At a recent dinner meeting with some of my former colleagues in business, I heard someone say, half jokingly perhaps, that one way to evade the legal responsibilities that may come along with the 10-year employment clause would be for a company to have a "planned liquidation" every decade.

Or, as someone else suggested, a company may at some point turn itself into a partnership or a small joint stock venture, keeping just one or two workers with key skills and then hiring additional people on a temporary basis.

There must be thousands of people out there who are thinking about ways to limit the new law's effect. And they may not be just private entrepreneurs. The people who compared notes with me the other day are long-time corporate employees themselves.

Some of them had returned from graduate schools in the West in the early 2000s and joined Chinese technology startups, many of which did not last long enough to see the new version of the labor law.

While other men and women joined the flood of millions of people leaving their hometowns in favor of Beijing, Shanghai and the southern Pearl River Delta, where they found work with various companies. Even these seemingly lucky people have had many difficult moments while looking for and negotiating suitable jobs. They never dreamed about the kind of luxury offered by the new law.

Thanks primarily to the bold reform policies that have been carried out, these people have weathered many ups and downs in their careers and have all worked their way up to responsible corporate positions in their middle age. The best protection for their jobs has been of the macro-kind - that is, the general moment of the country's economic development.
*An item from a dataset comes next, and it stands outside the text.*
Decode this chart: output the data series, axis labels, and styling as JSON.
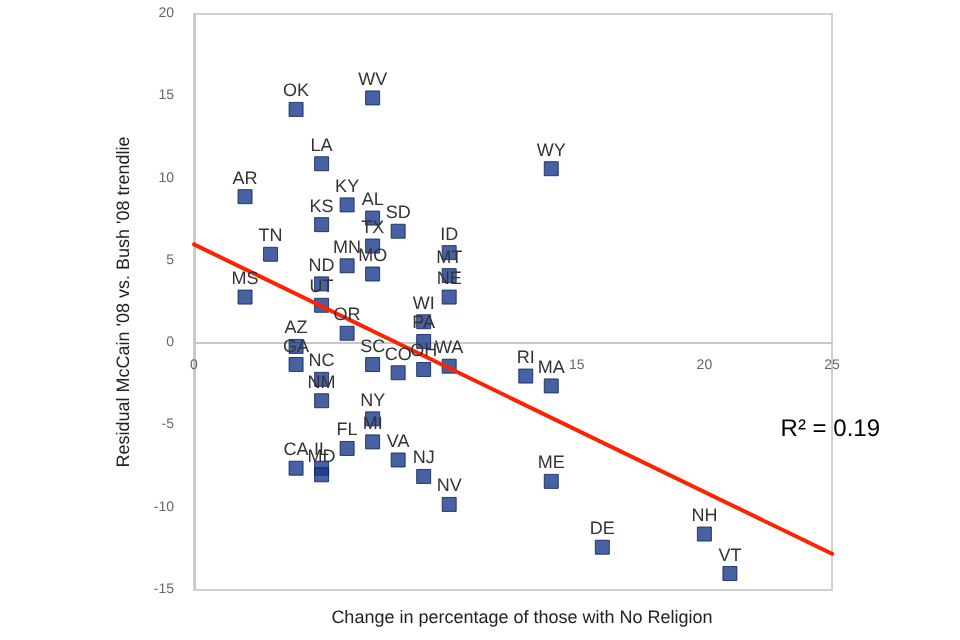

But if, under a new labor law, however well-intended and intricately structured it may be, companies and their executives feel bothered by rules they perceive to be excessive and are even not sure whether they should go on with their hiring plans, then the whole thing could backfire.

Indeed, the government should do its best. To protect every worker is a good thing. But freedom of migration, medical and retirement insurance and education and training are more effective at helping workers than direct interference in employment contracts.

Some companies have been criticized by the Chinese-language press for overreacting to the new labor contract law, such as by sacking employees en masse. Such steps are indeed silly, but these companies should not have been led to behave that way in the first place.